During his walks through the winding by-lanes of Vrindavan Mumbiram became friends with a householder, named Shankar Pahilwan, who ran a chai-shop in the Athkhamba area in the old bazaar. Shankar Pahilwan had discovered and ‘inherited’ a hut on the sandy banks of the Yamuna. It had become a meeting place for independent seekers to commune and meditate. Mumbiram would spend long quiet afternoons in this hut reading and making sketches.
A Maharashtra devotee named Gaikwad was a frequent visitor. He sang devotional songs while playing tabla rhythms on the floor. Gaikwad nearly never talked otherwise. You would have called him eccentric. Nobody cared to nor did know much about him.

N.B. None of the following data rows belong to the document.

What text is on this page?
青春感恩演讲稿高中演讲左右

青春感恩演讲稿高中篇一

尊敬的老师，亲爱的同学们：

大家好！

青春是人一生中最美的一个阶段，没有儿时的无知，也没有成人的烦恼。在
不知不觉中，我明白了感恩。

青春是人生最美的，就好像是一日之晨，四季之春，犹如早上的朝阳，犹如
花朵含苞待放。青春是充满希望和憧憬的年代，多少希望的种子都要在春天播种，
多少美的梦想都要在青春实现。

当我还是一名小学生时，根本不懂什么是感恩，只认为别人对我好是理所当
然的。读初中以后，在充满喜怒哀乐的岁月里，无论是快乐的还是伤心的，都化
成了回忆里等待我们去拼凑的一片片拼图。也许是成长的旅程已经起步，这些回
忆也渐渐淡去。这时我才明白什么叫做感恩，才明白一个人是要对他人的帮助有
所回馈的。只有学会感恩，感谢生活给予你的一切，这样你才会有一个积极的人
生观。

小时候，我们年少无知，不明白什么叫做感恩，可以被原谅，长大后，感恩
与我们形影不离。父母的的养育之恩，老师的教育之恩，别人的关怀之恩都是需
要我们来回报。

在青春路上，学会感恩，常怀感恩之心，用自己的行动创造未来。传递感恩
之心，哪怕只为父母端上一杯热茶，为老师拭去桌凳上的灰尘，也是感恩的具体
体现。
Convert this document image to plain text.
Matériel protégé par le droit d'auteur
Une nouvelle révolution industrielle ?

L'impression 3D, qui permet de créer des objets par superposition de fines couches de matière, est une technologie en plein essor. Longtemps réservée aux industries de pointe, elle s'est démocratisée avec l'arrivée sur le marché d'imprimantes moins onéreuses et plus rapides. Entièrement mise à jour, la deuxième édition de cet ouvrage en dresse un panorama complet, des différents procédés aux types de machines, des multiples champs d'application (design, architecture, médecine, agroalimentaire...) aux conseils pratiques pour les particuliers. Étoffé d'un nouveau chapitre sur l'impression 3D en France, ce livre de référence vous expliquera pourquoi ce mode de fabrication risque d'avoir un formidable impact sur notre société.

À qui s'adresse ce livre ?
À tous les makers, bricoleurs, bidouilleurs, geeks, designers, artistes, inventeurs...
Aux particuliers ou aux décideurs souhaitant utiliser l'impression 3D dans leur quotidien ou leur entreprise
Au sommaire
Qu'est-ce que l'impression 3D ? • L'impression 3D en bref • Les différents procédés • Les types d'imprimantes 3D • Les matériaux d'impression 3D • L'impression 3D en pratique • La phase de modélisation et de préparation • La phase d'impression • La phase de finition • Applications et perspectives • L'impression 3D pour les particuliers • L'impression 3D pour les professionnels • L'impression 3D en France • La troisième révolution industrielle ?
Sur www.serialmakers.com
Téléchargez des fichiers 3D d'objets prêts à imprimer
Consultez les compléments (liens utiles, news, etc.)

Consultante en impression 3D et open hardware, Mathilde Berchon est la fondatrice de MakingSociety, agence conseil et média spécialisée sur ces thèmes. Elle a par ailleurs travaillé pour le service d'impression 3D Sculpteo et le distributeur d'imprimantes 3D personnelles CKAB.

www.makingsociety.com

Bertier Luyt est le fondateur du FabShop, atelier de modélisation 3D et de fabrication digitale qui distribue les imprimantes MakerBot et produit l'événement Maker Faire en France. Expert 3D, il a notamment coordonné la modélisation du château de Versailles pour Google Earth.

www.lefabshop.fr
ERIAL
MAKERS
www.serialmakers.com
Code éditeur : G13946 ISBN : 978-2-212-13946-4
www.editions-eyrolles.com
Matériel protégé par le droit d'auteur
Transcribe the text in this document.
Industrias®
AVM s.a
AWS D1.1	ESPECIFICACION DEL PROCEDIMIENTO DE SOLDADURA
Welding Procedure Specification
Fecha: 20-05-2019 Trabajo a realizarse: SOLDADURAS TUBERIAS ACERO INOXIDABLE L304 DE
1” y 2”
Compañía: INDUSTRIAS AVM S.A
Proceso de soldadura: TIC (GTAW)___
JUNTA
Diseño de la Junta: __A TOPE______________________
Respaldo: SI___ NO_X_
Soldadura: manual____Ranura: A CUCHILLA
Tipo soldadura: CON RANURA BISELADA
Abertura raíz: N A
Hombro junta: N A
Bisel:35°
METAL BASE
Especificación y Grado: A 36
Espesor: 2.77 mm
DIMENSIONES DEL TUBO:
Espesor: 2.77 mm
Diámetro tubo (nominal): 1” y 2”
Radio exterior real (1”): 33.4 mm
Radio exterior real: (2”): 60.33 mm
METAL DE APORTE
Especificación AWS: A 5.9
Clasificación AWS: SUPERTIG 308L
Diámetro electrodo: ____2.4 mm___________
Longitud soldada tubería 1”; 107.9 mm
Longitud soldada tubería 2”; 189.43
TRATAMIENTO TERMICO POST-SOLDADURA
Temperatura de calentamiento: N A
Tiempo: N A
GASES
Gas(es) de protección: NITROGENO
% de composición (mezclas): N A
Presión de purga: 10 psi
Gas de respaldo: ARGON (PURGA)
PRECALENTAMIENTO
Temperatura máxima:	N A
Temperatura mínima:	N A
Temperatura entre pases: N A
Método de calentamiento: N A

Artist Mumbiram found Gaikwad fascinating. He was a dark man with a lean but strong face with chiselled facial features. These attributes do not fit in the Indian stereotypes of male handsomeness. These are expected to be found in the lower caste working class men. In India a handsome man is expected to be well-fed and well-protected from the sun. But that was no ordinary place. It was the same manifest Vraja where Krishna appeared on our planet. It was the leela-sthali where Krishna Ghanashyam of the complexion like a dark blue cloud charmed everything and everyone with his handsome looks. It was bank of the Yamuna and it was association of devotees.
One afternoon Mumbiram began to make a miniature sketch of Gaikwad soon after Gaikwad arrived and took his usual singing position. Gaikwad did not mind. Before long Mumbiram had coloured it and completed it with great alacrity and aplomb.